Employer-Subsidized Credentials: Improving the New Training Paradigm

(With Baylor Scott and White Health and Burning Glass Technologies)

Some employers have begun to address the skills gap with a new model of employee training in which employers collaborate with educational institutions to provide portable educational credentials. This study will examine whether employee participation can be increased by improving the information available to employees about available training and its likely return in their future career.

What Privacy Rights Do Employees Value?

As with any use of Big Data, talent analytics raises the challenge of protecting individual privacy rights. With diminishing practical constraints on data collection and analysis, privacy advocates have increasingly turned to legislative and regulatory restrictions. This push for governmental intervention is based on guesses and assumptions rather than an empirical understanding of what data employers use, how employers use that data, or even of what monitoring most concerns employees. The current project attempts to shed light on these issues through a series of surveys of employee privacy attitudes. Using a list of current and proposed monitoring practices gleaned from interviews with talent analytics professionals, these surveys seek to determine what types of monitoring and data usage raise the greatest degree of privacy concerns.

The Legal Regulation of the Employment Relationship

A small but significant economic literature examines the effect of employment laws on a variety of outcomes such as employment levels. Variations in state law and changes in the law over time are used to untangle the causal effect of laws themselves from other factors that might affect the measures of interest. Although this literature represents an important beginning, it has several limitations. First, the literature focuses overwhelmingly on a few slices of the legal regime governing the employment relationship, ignoring much of a large and complex system. Second, almost all studies code laws in a very simple Yes/No format that ignores the complex differences among state laws. Third, almost all of the literature examines one employment law in isolation (e.g. maximum hours) without considering the effect of other aspects of the employment law system. We are addressing these issues by coding a large set of employment laws into a more nuanced form that can be used for statistical analysis. We will then use this novel data in a series of studies that exploit variations in state laws to investigate the extent to which the employment laws effect economic activity.

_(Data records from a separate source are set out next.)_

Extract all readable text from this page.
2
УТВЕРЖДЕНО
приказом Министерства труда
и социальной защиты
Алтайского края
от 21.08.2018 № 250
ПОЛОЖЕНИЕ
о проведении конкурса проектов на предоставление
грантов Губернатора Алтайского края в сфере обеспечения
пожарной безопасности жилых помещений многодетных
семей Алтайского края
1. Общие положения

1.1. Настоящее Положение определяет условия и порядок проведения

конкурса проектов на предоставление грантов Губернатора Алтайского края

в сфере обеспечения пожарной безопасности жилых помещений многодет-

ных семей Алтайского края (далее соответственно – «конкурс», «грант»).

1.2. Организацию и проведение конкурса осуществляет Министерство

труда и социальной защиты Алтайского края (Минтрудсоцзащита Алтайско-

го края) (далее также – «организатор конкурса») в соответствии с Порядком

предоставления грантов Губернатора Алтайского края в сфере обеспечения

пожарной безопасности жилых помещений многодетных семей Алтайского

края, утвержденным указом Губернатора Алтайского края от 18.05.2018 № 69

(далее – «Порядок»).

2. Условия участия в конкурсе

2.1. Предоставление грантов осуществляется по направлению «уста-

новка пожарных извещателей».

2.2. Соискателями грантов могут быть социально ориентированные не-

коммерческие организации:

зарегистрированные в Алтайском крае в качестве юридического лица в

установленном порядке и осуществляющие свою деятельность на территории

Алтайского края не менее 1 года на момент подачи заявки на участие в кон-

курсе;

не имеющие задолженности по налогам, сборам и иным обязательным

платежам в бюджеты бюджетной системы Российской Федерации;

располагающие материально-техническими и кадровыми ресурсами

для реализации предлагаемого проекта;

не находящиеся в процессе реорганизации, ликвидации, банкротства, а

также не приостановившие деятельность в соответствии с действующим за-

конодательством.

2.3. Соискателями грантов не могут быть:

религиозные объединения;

Recessions and Productivity

(In partnership with Evolv)

In the last three U.S. recessions, productivity (output per hour) ceased to move with output but instead actually started to increase before the recessions officially ended.  Utilizing millions of data points on worker productivity from a variety of different industries, we test two explanations for this change: (1) Firms selectively fired poor performers or hired better performers; or (2) Employees worked harder and became more productive in order to retain their jobs.


Completed Projects

Data Analysis of a Job Board

We consider the problem of modeling time-dependent textual data taking given endogenous and exogenous processes into consideration. Such text documents arise in real world applications, including job advertisements and financial news articles, which are influenced by the fluctuations of the general economy. We propose a hierarchical Bayesian topic model which imposes a dynamic hierarchical structure on the evolution of topics incorporating the effects of exogenous processes, and show that this model can be estimated from Markov chain Monte Carlo sampling methods. We further demonstrate that this model captures the intrinsic relationships between the topic prevalence and the time-dependent factors, and compare its performance with latent Dirichlet allocation (LDA) and the structural topic model (STM). The model is applied to two collections of documents to illustrate its empirical performance: online job advertisements from DirectEmployers Association and journalists’ postings on BusinessInsider.com.